Europe has pushed sovereign AI for years, but the Anthropic cutoff gives officials a concrete case. Governments can point to interrupted pilots in research, defense and health care. They can also justify spending on domestic compute clusters, data centers and model developers.

France has linked the Anthropic dispute to a wider shift away from U.S. technology vendors. French agencies have explored domestic alternatives to Palantir, messaging apps and search tools such as Qwant. European institutions have also studied open-source office software and cloud providers outside Amazon Web Services, Google Cloud and Microsoft Azure.

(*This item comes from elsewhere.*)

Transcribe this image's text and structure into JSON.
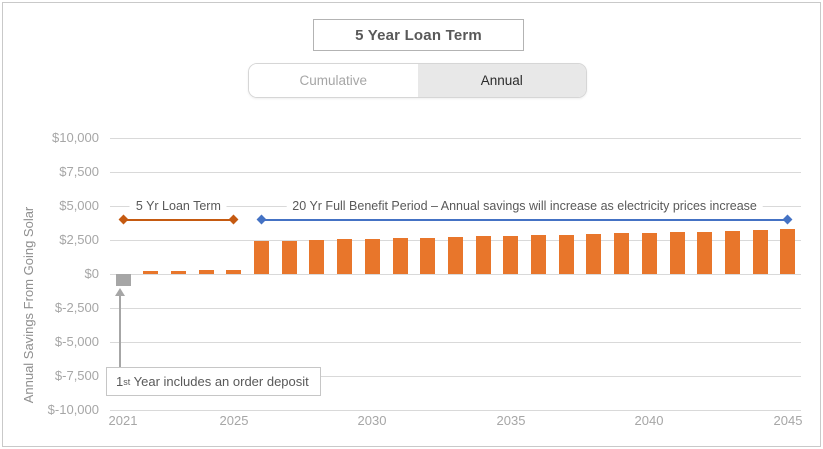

India could gain from that shift. French President Emmanuel Macron has promoted a joint French-Indian AI effort built around trusted and open systems. Such partnerships would let European governments reduce dependence on U.S. suppliers without trying to fund the entire AI stack alone.

The U.S. still holds a large lead. American companies control many of the strongest closed models, and Nvidia controls the accelerator market that trains and serves them. Chinese companies also have deep talent pools, national backing and large domestic markets. Europe and Canada can reduce risk, but they need years of investment to match frontier model labs.

The Fable 5 ban may also split the AI market by jurisdiction. U.S. vendors could keep their best models inside approved regions, while allies seek open systems they can audit and host. That would give customers more control but less shared scale. It would also force model makers to design products for export rules as much as benchmarks.

For chipmakers and cloud providers, the policy signal matters as much as the model cutoff. Buyers now have to price sovereign access into AI contracts. A model’s benchmark score, context window and tool use no longer settle the purchase decision. Customers will ask who can turn access off, which laws apply and which alternative can keep a project running.

The immediate fight concerns Anthropic’s Mythos 5 and Fable 5. The larger market shift concerns trust. Governments that depend on foreign frontier models now know they need compute, models and contracts they can control before the next export order arrives.